DynoSim

Simulate Dynamo deployment choices before spending GPU time

DynoSim is Dynamo’s simulation stack for exploring serving configurations before validating them on real clusters. It is not a separate service; it is the product surface that connects workload-driven simulation runs, configuration sweeps, the mocker engine, Planner simulation, Router simulation, and AIC-backed timing models into one workflow.

Use DynoSim when you want to answer questions such as:

Which aggregated or disaggregated topology should this workload use?
How many prefill and decode workers fit within my GPU budget?
How sensitive is the deployment to startup time, queue pressure, prefix reuse, or router tuning?
Which candidates should I validate with AIPerf on real GPUs?

Components

Component	Entry Point	Role
DynoSim run	`python -m dynamo.replay`	Runs one workload against one simulated Dynamo configuration and emits metrics plus a report
DynoSim sweep	`dynamo.profiler.utils.replay_optimize`	Sweeps many simulation trials across TP shape, worker split, router knobs, SLA constraints, and GPU budget
Live simulation with Mocker	`python -m dynamo.mocker`	Runs simulated workers inside a live Dynamo deployment path, including worker registration and KV event publishing
Mocker core	`lib/mocker`	Models engine scheduling, KV allocation, prefix caching, preemption, and timing
AIC	AI Configurator SDK	Supplies calibrated timing and candidate-shape data for supported model/backend/GPU tuples
Planner simulation	`--planner-config` on DynoSim runs	Runs Planner decisions in the simulation loop to study scaling behavior and SLA compliance

Workflow

Start with a single DynoSim run to verify the workload shape and engine arguments.

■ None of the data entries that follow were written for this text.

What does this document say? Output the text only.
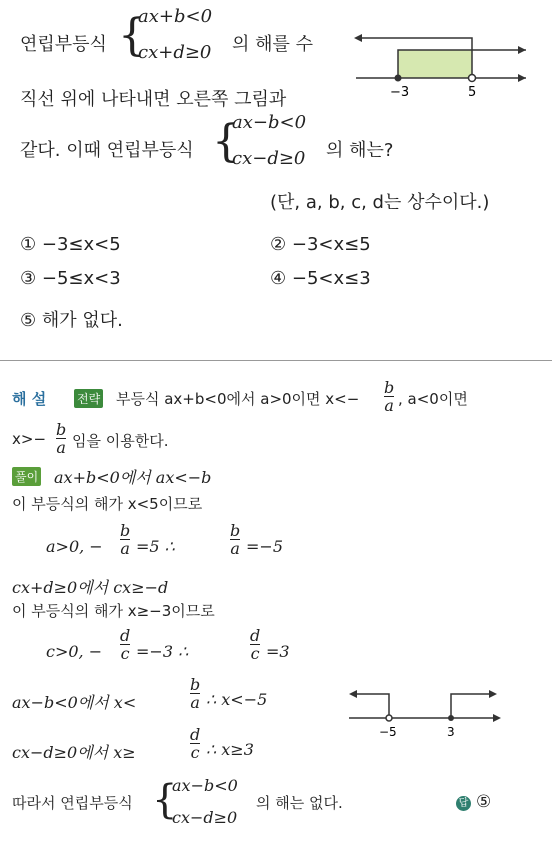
연립부등식 {
ax+b<0
cx+d≥0 의 해를 수
−3	5
직선 위에 나타내면 오른쪽 그림과
같다. 이때 연립부등식 {
ax−b<0
cx−d≥0 의 해는?
(단, a, b, c, d는 상수이다.)
① −3≤x<5	② −3<x≤5
③ −5≤x<3	④ −5<x≤3
⑤ 해가 없다.
해 설	전략 부등식 ax+b<0에서 a>0이면 $x<- \frac{b}{a}$ , a<0이면
$x>- \frac{b}{a}$ 임을 이용한다.
풀이 ax+b<0에서 ax<−b
이 부등식의 해가 x<5이므로
a>0, − $\frac{b}{a} =5$ ∴	$\frac{b}{a} =-5$
cx+d≥0에서 cx≥−d
이 부등식의 해가 x≥−3이므로
c>0, − $\frac{d}{c} =-3$ ∴	$\frac{d}{c} =3$
ax−b<0에서 x<	$\frac{b}{a}$ ∴ x<−5
cx−d≥0에서 x≥	$\frac{d}{c}$ ∴ x≥3
−5	3
따라서 연립부등식 {
ax−b<0
cx−d≥0
의 해는 없다.	답 ⑤
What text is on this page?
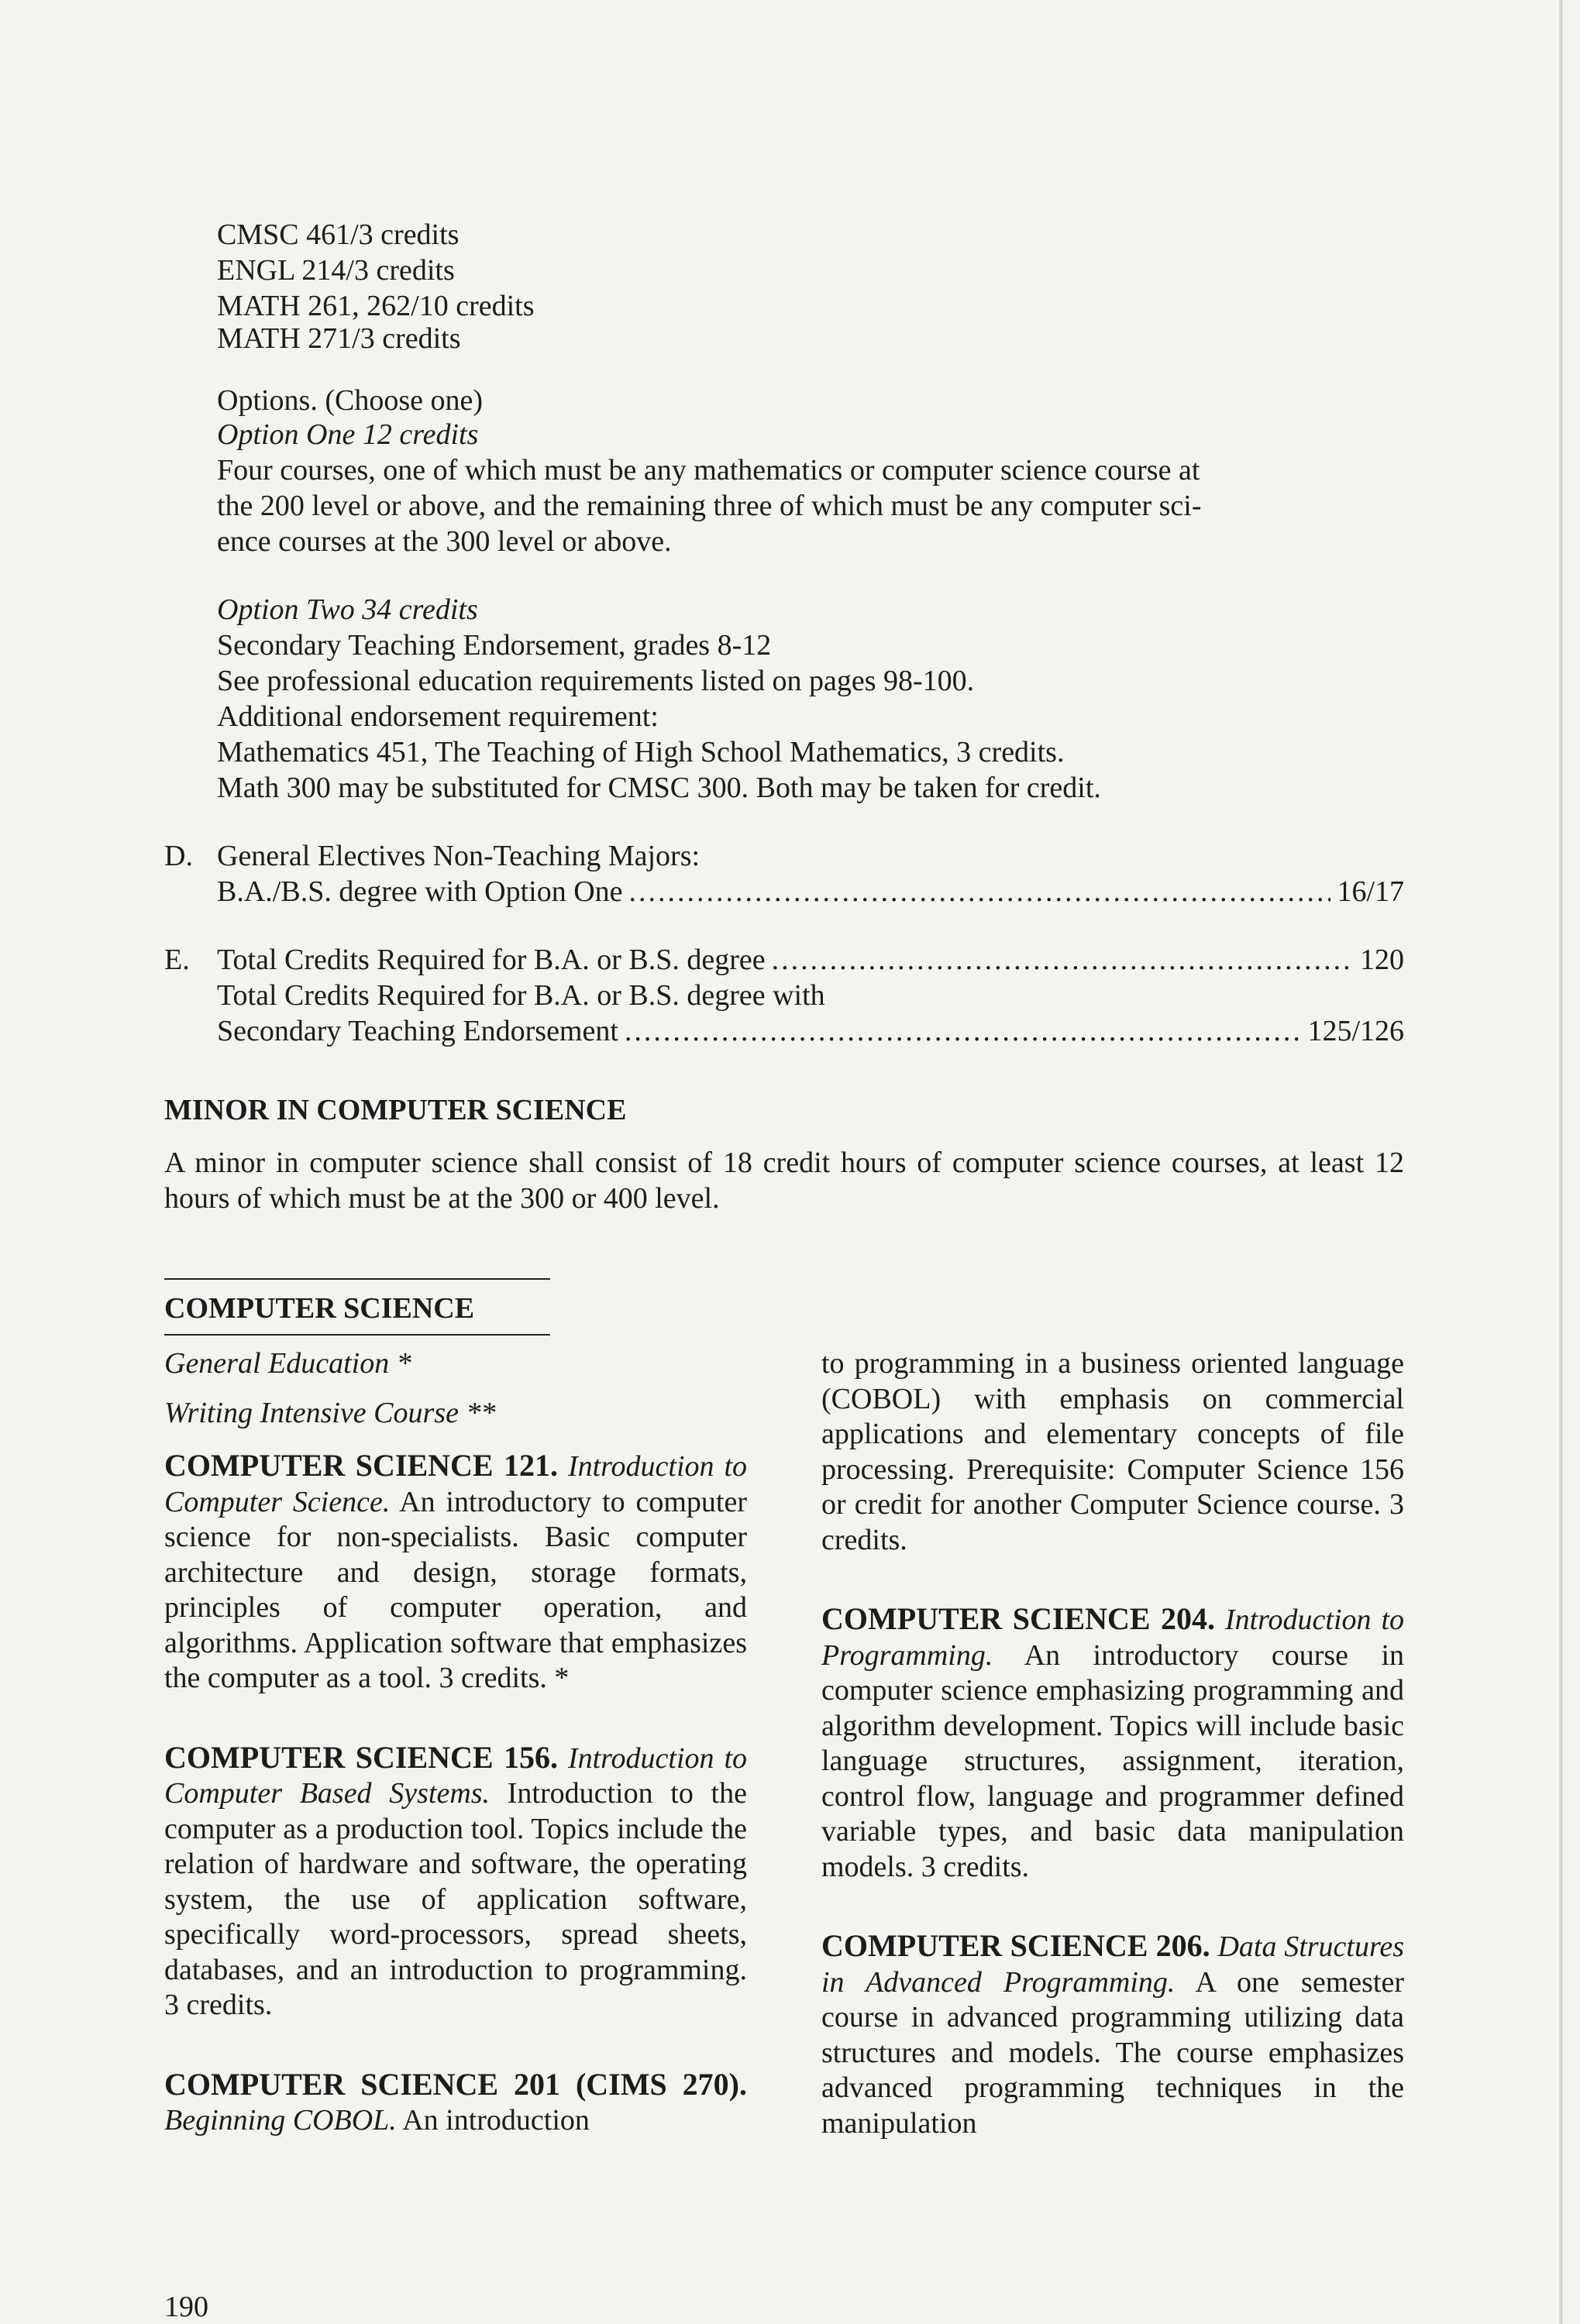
CMSC 461/3 credits
ENGL 214/3 credits
MATH 261, 262/10 credits
MATH 271/3 credits
Options. (Choose one)
Option One 12 credits
Four courses, one of which must be any mathematics or computer science course at
the 200 level or above, and the remaining three of which must be any computer sci-
ence courses at the 300 level or above.
Option Two 34 credits
Secondary Teaching Endorsement, grades 8-12
See professional education requirements listed on pages 98-100.
Additional endorsement requirement:
Mathematics 451, The Teaching of High School Mathematics, 3 credits.
Math 300 may be substituted for CMSC 300. Both may be taken for credit.
D. General Electives Non-Teaching Majors:
B.A./B.S. degree with Option One .....	16/17
E. Total Credits Required for B.A. or B.S. degree .....	120
Total Credits Required for B.A. or B.S. degree with
Secondary Teaching Endorsement .....	125/126
MINOR IN COMPUTER SCIENCE
A minor in computer science shall consist of 18 credit hours of computer science courses, at least 12 hours of which must be at the 300 or 400 level.
COMPUTER SCIENCE

General Education *

Writing Intensive Course **

COMPUTER SCIENCE 121. Introduction to Computer Science. An introductory to computer science for non-specialists. Basic computer architecture and design, storage formats, principles of computer operation, and algorithms. Application software that emphasizes the computer as a tool. 3 credits. *

COMPUTER SCIENCE 156. Introduction to Computer Based Systems. Introduction to the computer as a production tool. Topics include the relation of hardware and software, the operating system, the use of application software, specifically word-processors, spread sheets, databases, and an introduction to programming. 3 credits.

COMPUTER SCIENCE 201 (CIMS 270). Beginning COBOL. An introduction

to programming in a business oriented language (COBOL) with emphasis on commercial applications and elementary concepts of file processing. Prerequisite: Computer Science 156 or credit for another Computer Science course. 3 credits.

COMPUTER SCIENCE 204. Introduction to Programming. An introductory course in computer science emphasizing programming and algorithm development. Topics will include basic language structures, assignment, iteration, control flow, language and programmer defined variable types, and basic data manipulation models. 3 credits.

COMPUTER SCIENCE 206. Data Structures in Advanced Programming. A one semester course in advanced programming utilizing data structures and models. The course emphasizes advanced programming techniques in the manipulation

190
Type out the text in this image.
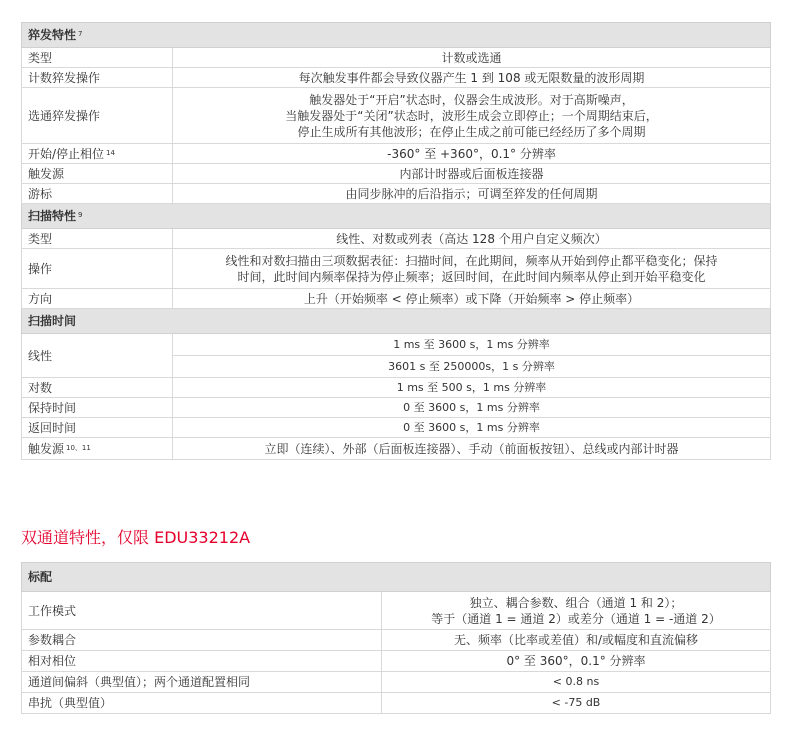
猝发特性 $^7$
类型	计数或选通
计数猝发操作	每次触发事件都会导致仪器产生 1 到 108 或无限数量的波形周期
选通猝发操作	触发器处于“开启”状态时，仪器会生成波形。对于高斯噪声，
当触发器处于“关闭”状态时，波形生成会立即停止；一个周期结束后，
停止生成所有其他波形；在停止生成之前可能已经经历了多个周期

开始/停止相位 $^{14}$	-360° 至 +360°，0.1° 分辨率
触发源	内部计时器或后面板连接器
游标	由同步脉冲的后沿指示；可调至猝发的任何周期
扫描特性 $^9$
类型	线性、对数或列表（高达 128 个用户自定义频次）
操作	线性和对数扫描由三项数据表征：扫描时间，在此期间，频率从开始到停止都平稳变化；保持
时间，此时间内频率保持为停止频率；返回时间，在此时间内频率从停止到开始平稳变化

方向	上升（开始频率 < 停止频率）或下降（开始频率 > 停止频率）
扫描时间	
线性	1 ms 至 3600 s，1 ms 分辨率
	3601 s 至 250000s，1 s 分辨率
对数	1 ms 至 500 s，1 ms 分辨率
保持时间	0 至 3600 s，1 ms 分辨率
返回时间	0 至 3600 s，1 ms 分辨率
触发源 $^{10、11}$	立即（连续）、外部（后面板连接器）、手动（前面板按钮）、总线或内部计时器
双通道特性，仅限 EDU33212A
标配	
工作模式	独立、耦合参数、组合（通道 1 和 2）；
等于（通道 1 = 通道 2）或差分（通道 1 = -通道 2）

参数耦合	无、频率（比率或差值）和/或幅度和直流偏移
相对相位	0° 至 360°，0.1° 分辨率
通道间偏斜（典型值）；两个通道配置相同	< 0.8 ns
串扰（典型值）	< -75 dB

Use DynoSim sweeps when you want to search the design space. Use live Mocker deployments when you need to exercise the real Dynamo frontend, router, worker registration, KV events, and planner paths without running model inference. Validate the shortlist on real GPUs before production rollout.

Where AIC Fits

AIC provides performance models and candidate-shape information. DynoSim uses those models as one timing source inside the mocker engine and sweep optimizer. Mocker still owns the scheduler and KV-memory simulation: batching, prefix-cache hits, preemption, block allocation, and request lifecycle are simulated by Dynamo’s mocker core, while AIC-backed timing predicts how long prefill and decode work should take for supported model/backend/GPU combinations.

Choosing an Entry Point

Goal	Start Here
Run one trace or synthetic workload through one config	DynoSim Runs
Sweep topology and router choices under SLA/GPU constraints	DynoSim Sweeps
Exercise a live frontend/router setup without GPUs	Live Simulation with Mocker
Study Planner scaling decisions against a trace	Planner DynoSim Benchmarking
Generate a deployable Kubernetes config from model/SLA intent	Model Deployment Guide

DynoSim narrows the search space; it does not replace real-hardware validation. Use it to move quickly, find promising candidates, and understand failure modes before spending cluster time.